Wednesday, June 22, 2011

Book Review: The Knowledge of the Holy

The Knowledge of the Holy by A. W. Tozer, 1961

If I were to pick a book that is completely opposite of Rob Bell’s “Love Wins”, this would be it. While I concluded that Rob Bell wrote of God in a flippant, disrespectful way, A. W. Tozer writes in such a way that leaves the reader in awe of who God is. I find it ironic that both books are published by the same publisher: HarperCollins Publishers.

Tozer doesn’t waste any words in this book. In fact, one of the ideas that Tozer repeats throughout this little book is that any words used to describe God are merely human, finite words, and thus, man can never reach an accurate description of God. It is this type of writing that leaves the reader careful of not only what he will say of God, but how he will think about God. “The Knowledge of the Holy” is an incredibly simple book. Tozer writes with no biases, no bent toward one theological extreme. He writes with incredible clarity and gives helpful insights towards a good number of God’s attributes. There is not a chapter in the book that does not contain some small, understandable quote that leaves the reader with a nugget of truth to mull over. Indeed, it is the sort of book that could take weeks to read in spite of its small number of pages.

Tozer begins with three chapters to establish the rest of the book: 1) “Why We Must Think Rightly of God”; 2) “God Incomprehensible”; and 3) “A Divine Attribute: Something True About God.” In these chapters, Tozer stresses our total inability to fully understand any single truth about God, but why we must strive to understand as rightly as we can about God. He explains exactly what he means by the word ‘attribute’: “If an attribute is something true of God, it is also something that we can conceive as being true of Him. God, being infinite, must possess attributes about which we can know nothing. And attribute, as we can know it, is a mental concept, an intellectual response to God’s self-revelation. It is an answer to a question, the reply God makes to our interrogation concerning Himself.”

This is an incredibly simple book. The chapters are no more than 3-7 pages long. Each small chapter seeks to take an attribute of God and explain what we mean by it, why we use the words we do, what that means in relation to God’s other attributes, and why it is important for the Christian to think of God in this way. Let me give you an example from the chapter on the Love of God: “From God’s other known attributes we may learn much about His love.
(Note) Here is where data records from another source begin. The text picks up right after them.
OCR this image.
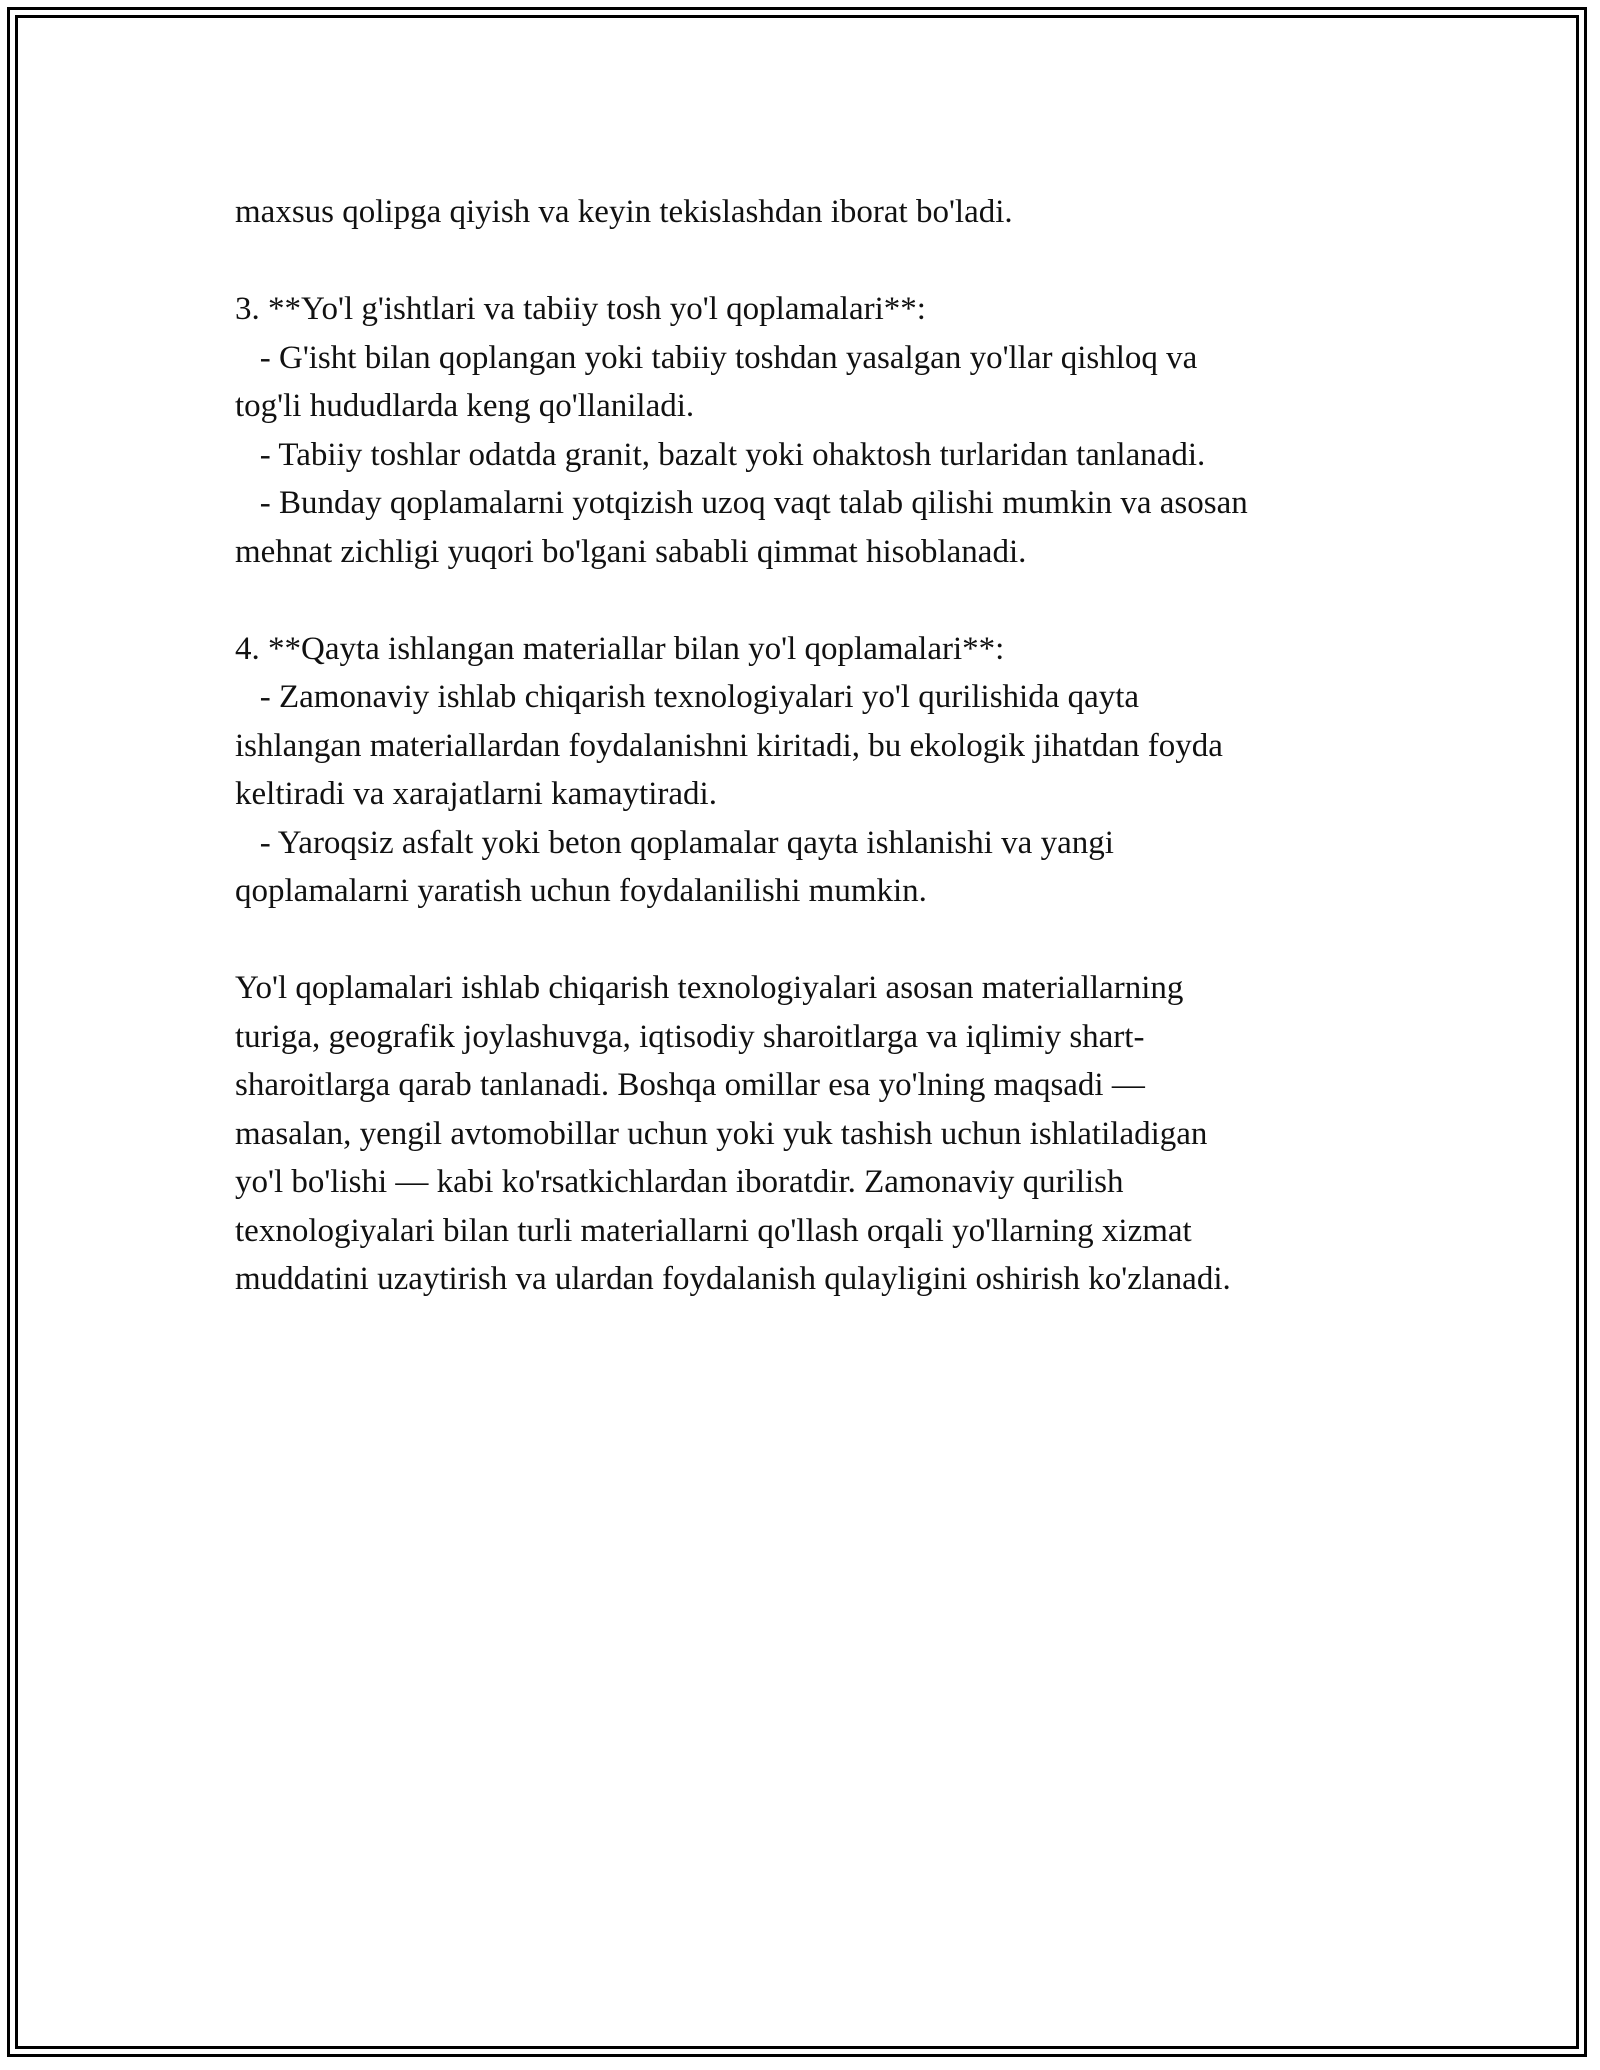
maxsus qolipga qiyish va keyin tekislashdan iborat bo'ladi.
3. **Yo'l g'ishtlari va tabiiy tosh yo'l qoplamalari**:
- G'isht bilan qoplangan yoki tabiiy toshdan yasalgan yo'llar qishloq va
tog'li hududlarda keng qo'llaniladi.
- Tabiiy toshlar odatda granit, bazalt yoki ohaktosh turlaridan tanlanadi.
- Bunday qoplamalarni yotqizish uzoq vaqt talab qilishi mumkin va asosan
mehnat zichligi yuqori bo'lgani sababli qimmat hisoblanadi.
4. **Qayta ishlangan materiallar bilan yo'l qoplamalari**:
- Zamonaviy ishlab chiqarish texnologiyalari yo'l qurilishida qayta
ishlangan materiallardan foydalanishni kiritadi, bu ekologik jihatdan foyda
keltiradi va xarajatlarni kamaytiradi.
- Yaroqsiz asfalt yoki beton qoplamalar qayta ishlanishi va yangi
qoplamalarni yaratish uchun foydalanilishi mumkin.
Yo'l qoplamalari ishlab chiqarish texnologiyalari asosan materiallarning
turiga, geografik joylashuvga, iqtisodiy sharoitlarga va iqlimiy shart-
sharoitlarga qarab tanlanadi. Boshqa omillar esa yo'lning maqsadi —
masalan, yengil avtomobillar uchun yoki yuk tashish uchun ishlatiladigan
yo'l bo'lishi — kabi ko'rsatkichlardan iboratdir. Zamonaviy qurilish
texnologiyalari bilan turli materiallarni qo'llash orqali yo'llarning xizmat
muddatini uzaytirish va ulardan foydalanish qulayligini oshirish ko'zlanadi.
We can know, for instance, that because God is self-existent, His love had no beginning; because He is eternal, His love can have no end; because He is infinite, it has no limit; because He is immense, His love is an incomprehensibly vast, bottomless, shoreless sea before which we kneel in joyful silence and from which the loftiest eloquence retreats confused and abashed.” Such is the nature of this book!

My favorite chapter is on the Mercy of God. My personal experience with God’s Mercy thus far has been that of fear. I thank God each time He withholds judgment from me, but at the same time I am cowering before Him fearful that the next time I fail Him He will unleash His wrath upon me. Tozer has helped me to see differently. Listen to this: “If we could remember that the divine mercy is not a temporary mood but an attribute of God’s eternal being, we would no longer fear that it will someday cease to be. Mercy never began to be, but from eternity was; so it will never cease to be. It will never be more since it is itself infinite; and it will never be less because the infinite can never suffer diminution. Nothing that has occurred or will occur in heaven or earth or hell can change the tender mercies of our God. Forever His mercy stands, a boundless, overwhelming immensity of divine pity and compassion.” That totally rocked my feeble understanding of God’s mercy!

This book will strengthen your mind. This book will encourage your heart. This book will uplift your spirit to worship the one, true God. This book will open your eyes to the vast, incomprehensible God described so eloquently in the Bible. I will read “The Knowledge of the Holy” again, soon. Thank you A. W. Tozer for your helpful words.